The public have passed all the obedience tests so far. Bill Gates will get his 20 to 1 return on his investments in vaccines that he boasted about

Frank McGaaaarvey
6 months ago
Reply to  Funkyy

No, it will be the same as the current flu vaccine. The most vulnerable in society will be strongly advised to get it and it will be available to anyone else who wants it. Which means no one in the Manchester music scene will be getting it.

Puggy67
6 months ago

Caption: When Billy launched his ‘Tesco Ibrox – over my dead body’ protest, he had no idea how accurately his campaign would end.

Puggy67
6 months ago

https://www.facebook.com/marketplace/item/328760578151579/
Wooden BBQ. Profile picture. Quality.

Monti
6 months ago

Evening all,
Desimond could you follow me back on twitter please?
How rude!
Anyway, with regards to two players i felt could have been long term strong performers for Celtic, John McGinn & Scott McKenna.
It takes me back to when Billy McNeill was manager of Celtic & his auote ” Where possible i would always try & sign players who had a feeling for the club, i feel they understand the club & give that bit more “.
Wise words & no matter what anyone has to say on these two players, both are Celtic men with a connection to the club, we can’t keep letting these types slip away from our clutches.
Scott Brown is in his last season as a starter, John McGinn would have been his successor, box to box with a goal & a tackle in him.
Scott McKenna some say is immobile etc, well Shane Duffy isn’t fast, Mick McCarthy wasn’t fast, Willie Miller, Alex ebt Mcleish weren’t fast…good defenders tho.

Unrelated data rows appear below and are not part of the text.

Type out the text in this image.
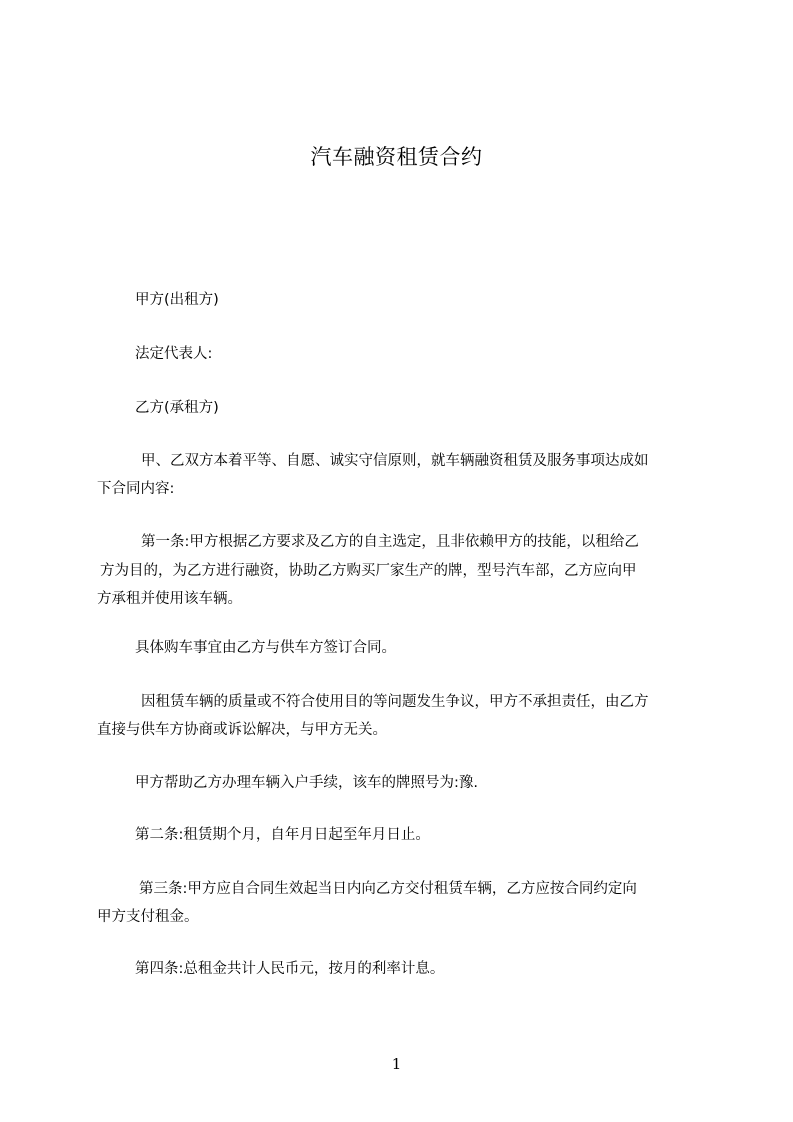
汽车融资租赁合约

甲方(出租方)

法定代表人:

乙方(承租方)

甲、乙双方本着平等、自愿、诚实守信原则，就车辆融资租赁及服务事项达成如

下合同内容:

第一条:甲方根据乙方要求及乙方的自主选定，且非依赖甲方的技能，以租给乙

方为目的，为乙方进行融资，协助乙方购买厂家生产的牌，型号汽车部，乙方应向甲

方承租并使用该车辆。

具体购车事宜由乙方与供车方签订合同。

因租赁车辆的质量或不符合使用目的等问题发生争议，甲方不承担责任，由乙方

直接与供车方协商或诉讼解决，与甲方无关。

甲方帮助乙方办理车辆入户手续，该车的牌照号为:豫.

第二条:租赁期个月，自年月日起至年月日止。

第三条:甲方应自合同生效起当日内向乙方交付租赁车辆，乙方应按合同约定向

甲方支付租金。

第四条:总租金共计人民币元，按月的利率计息。

1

Disappointed we have missed Mckenna & McGinn, meanwhile we will try & sign young players from the ivory coast who offer nothing!

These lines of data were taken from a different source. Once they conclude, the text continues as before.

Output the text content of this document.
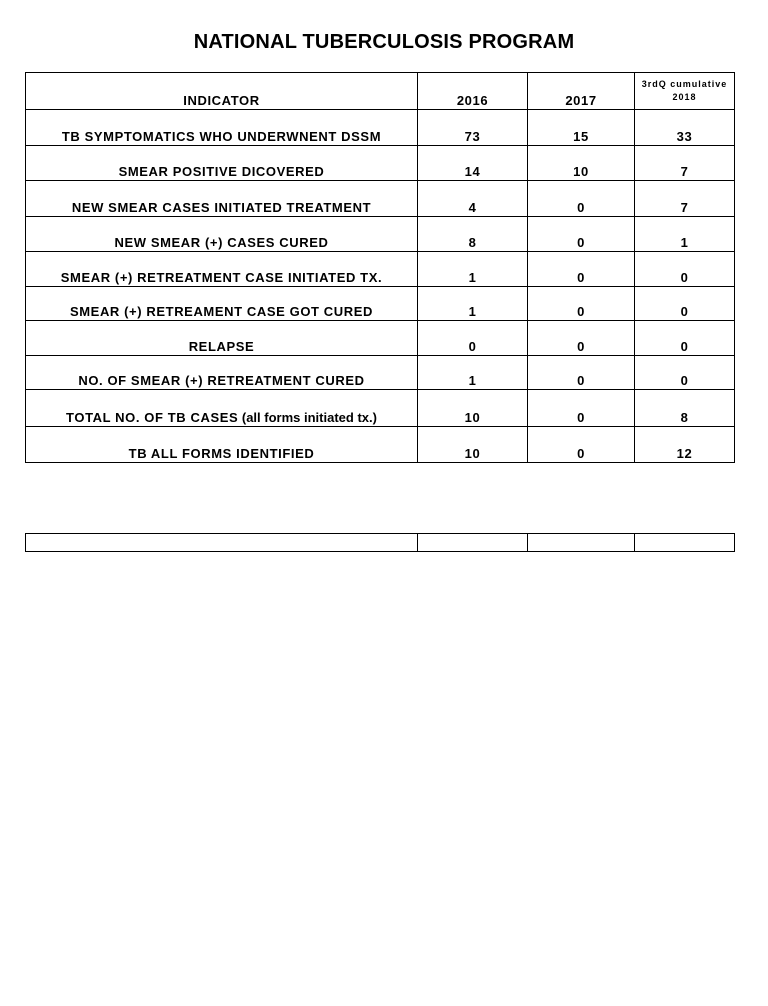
NATIONAL TUBERCULOSIS PROGRAM
INDICATOR	2016	2017	3rdQ cumulative
2018
TB SYMPTOMATICS WHO UNDERWNENT DSSM	73	15	33
SMEAR POSITIVE DICOVERED	14	10	7
NEW SMEAR CASES INITIATED TREATMENT	4	0	7
NEW SMEAR (+) CASES CURED	8	0	1
SMEAR (+) RETREATMENT CASE INITIATED TX.	1	0	0
SMEAR (+) RETREAMENT CASE GOT CURED	1	0	0
RELAPSE	0	0	0
NO. OF SMEAR (+) RETREATMENT CURED	1	0	0
TOTAL NO. OF TB CASES (all forms initiated tx.)	10	0	8
TB ALL FORMS IDENTIFIED	10	0	12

Nick Hammond? Peter Lawwell?
Where’s the new left back?

Clueless.

Monti
6 months ago
Reply to  Monti

P.S. Desi i won’t be able to interact on Twitter for 6 days as i’ve been banned for telling Douglas Ross what i was going to do to his testicles.

Paranoid celt
6 months ago

Apologies to Mr etims for posting non football crap on his football blog.
I’m honestly a genuine celtic fan and I’ve been putting off posting on blogs for years, I’m normally a lurker.
I always enjoyed the diary. I was planning a full week in Glasgow for a ten in a row party.
I’ve hardly missed watching a celtic game in 20 years. This year my hearts not in it. Ive only watched one game against Dundee utd this season in the felons club. I think its the best celtic pub in Belfast but the temp checks and all the crap put me off.
I keep telling myself to stop posting but now that I’ve started I’m finding it hard not to when I read.
Apologies again and if you want me to stop posting my hopefully wrong crap I promise I will.

Frank McGaaaarvey
6 months ago
Reply to  Paranoid celt

Fair do’s PC, I’m sure we’d all love nothing more than purely football talk as we discuss our views from the stands (them were the days!) with a sore throat from shouting at whoever’s turn it is to get it he blame in the Hoops.

portpower
6 months ago

Caption:
Highway rubbery.

Uibh fhaili
6 months ago

its 9 45pm a pint for me and one for the road

Charlinick
6 months ago

Isn’t the‘Sleeping Policeman’ meant to go on top?

Uibh fhaili
6 months ago

Don’t bother with the feathers we’ll just tar this prick for joining the brits

Bognorbhoy
6 months ago

Caption 2…
They asked if I could see the rangers coming , and I said, the rangers ? I couldn’t see a big fekin steamroller

Spudscave
6 months ago

Maw whit kina fags dis ma da smoke.Get him the low Tar wans Senga hen.